Ümmü Çakır adlı yurttaşa ölen eşi üzerinden 1997’de bağladığı ölüm aylığını 2013’te iptal ederek 16 yıllık parayı geri isteyen SGK’yi haksız bulan AYM, Çakır’ın mülkiyet hakkının ihlal edildiğine karar verdi. Kararın gerekçesinde idarenin hatasının tamamen vatandaşın üzerine yüklenmesinin mülkiyet hakkında ölçüsüz müdahale olacağı kaydedildi.
Çakır’ın eşi, 1986’dan beri Bağ-Kur sigortalısıyken 1993’te hayatını kaybetti. Çakır, 327 gün askerlik borçlanması primi ödeyerek eşinin hizmet süresini 1080 güne tamamladı. SGK bunun üzerine Çakır’a 1997’den itibaren aylık ödemeye başladı.
Ancak SGK 2013’te yaptığı incelemede 2 Mayıs 1986 ile 4 Aralık 1986 tarihleri arasında askerlik hizmetiyle Bağ-Kur hizmetinin çakıştığının tespit edilmesi ve çakışan 24 gün çıkarıldıktan sonra hizmet süresinin 1056 güne düşmesi nedeniyle ölüm aylığını iptal etti. Kurum, 16 yıl boyunca ödediği parayı da geri istedi. Ümmü Çakır, bu işlemin iptali için dava açtı. Ancak mahkeme reddetti. Bunun üzerine AYM’ye gidildi.
Mülkiyet hakkı ihlali
AYM, Çakır’ın ölüm aylığının kesilmesi nedeniyle mülkiyet hakkının ihlal edildiğine hükmetti ve ihlalin giderilmesi için yeniden yargılama yapılmasını istedi. AYM, gerekçeli kararında hatalı işlemin 16 yıl sonra tespit edildiğine işaret ederek “Kamu kurumlarının uygun zamanda, uygun yöntemle ve tutarlı olarak hareket etme sorumluluğunda başarısız olduğu anlaşılmıştır.

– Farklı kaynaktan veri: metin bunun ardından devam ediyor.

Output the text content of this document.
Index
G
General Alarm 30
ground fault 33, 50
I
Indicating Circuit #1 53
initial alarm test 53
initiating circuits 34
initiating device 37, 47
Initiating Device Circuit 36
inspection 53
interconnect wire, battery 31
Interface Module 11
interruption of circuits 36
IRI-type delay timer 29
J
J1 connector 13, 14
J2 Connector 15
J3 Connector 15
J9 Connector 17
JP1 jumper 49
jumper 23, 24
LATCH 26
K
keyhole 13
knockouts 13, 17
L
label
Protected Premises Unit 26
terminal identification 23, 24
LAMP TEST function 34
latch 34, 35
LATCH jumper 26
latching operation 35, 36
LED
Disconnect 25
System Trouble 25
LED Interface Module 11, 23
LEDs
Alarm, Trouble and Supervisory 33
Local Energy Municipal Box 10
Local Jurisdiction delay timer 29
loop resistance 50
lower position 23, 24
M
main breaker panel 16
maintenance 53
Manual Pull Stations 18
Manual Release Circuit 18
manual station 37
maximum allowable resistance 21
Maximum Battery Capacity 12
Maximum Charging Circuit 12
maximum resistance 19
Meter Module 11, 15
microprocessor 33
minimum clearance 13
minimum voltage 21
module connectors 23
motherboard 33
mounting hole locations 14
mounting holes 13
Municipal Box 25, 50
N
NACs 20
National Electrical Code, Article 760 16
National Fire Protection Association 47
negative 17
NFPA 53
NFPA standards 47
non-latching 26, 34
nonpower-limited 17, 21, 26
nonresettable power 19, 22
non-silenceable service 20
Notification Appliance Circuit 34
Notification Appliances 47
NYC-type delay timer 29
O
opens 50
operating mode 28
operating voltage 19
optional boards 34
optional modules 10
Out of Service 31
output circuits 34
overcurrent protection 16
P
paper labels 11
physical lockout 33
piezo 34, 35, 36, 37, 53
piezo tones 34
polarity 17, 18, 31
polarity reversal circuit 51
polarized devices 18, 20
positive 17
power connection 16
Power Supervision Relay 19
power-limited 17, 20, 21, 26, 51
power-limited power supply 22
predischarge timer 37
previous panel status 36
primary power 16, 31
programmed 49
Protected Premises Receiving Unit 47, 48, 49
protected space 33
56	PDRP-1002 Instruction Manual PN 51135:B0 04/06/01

Cumhuriyet'ten Alican Uludağ'ın haberine göre, başvurucunun yaşlılık aylığının kesilmesi ve ödenen aylıkların kendisinden geri istenilmesinin kendisine önemli bir külfet yüklediği ortadadır. Kaldı ki bu kadar uzun bir süre sonra yaşlılık aylığının iptal edilerek yapılan ödenelerin geri istenilmesi hukuk güvenliği ilkesini de zedelemektedir” denildi.
İdarenin hatası yurttaşa yüklenemez
İdarenin hatalı işlemlerinden doğan yükün bütünüyle kişiler üzerine bırakılmasının mülkiyet hakkına yapılan müdahaleyi ölçüsüz kılacağı ifade edilen kararda şöyle denildi:
“Üstelik başvurucunun yaşı, başkaca herhangi bir gelirinin bulunmaması ve aradan geçen bu süre sebebiyle yeni bir sigortalılık talebinde bulunma imkânının önemli ölçüde kısıtlanmış olması da dikkate alınmalıdır.
Son olarak hatanın yalnızca prim gün sayısının çakışmasından kaynaklandığı, eksik kalan prim gün sayısının ise oldukça az olduğu, başvurucunun üstelik zamanında bugün sayısı üzerinde prim de ödemiş olduğu ve başvurucuya ödenen yaşlılık aylığının da mütevazi sayılabileceği gözetilmelidir.
Bütün bu hususlar dikkate alındığında, başvurucunun, idarenin kusurundan dolayı ölüm aylığından yoksun bırakılmasının somut olayın özel koşulları altında başvurucuya şahsi olarak aşırı bir külfet yüklediği, bu sebeple müdahalenin içerdiği kamu yararı amacı ile başvurucunun mülkiyet hakkının korunması arasındaki adil denginin başvurucu aleyhine bozulduğu sonucuna ulaşılmaktadır.”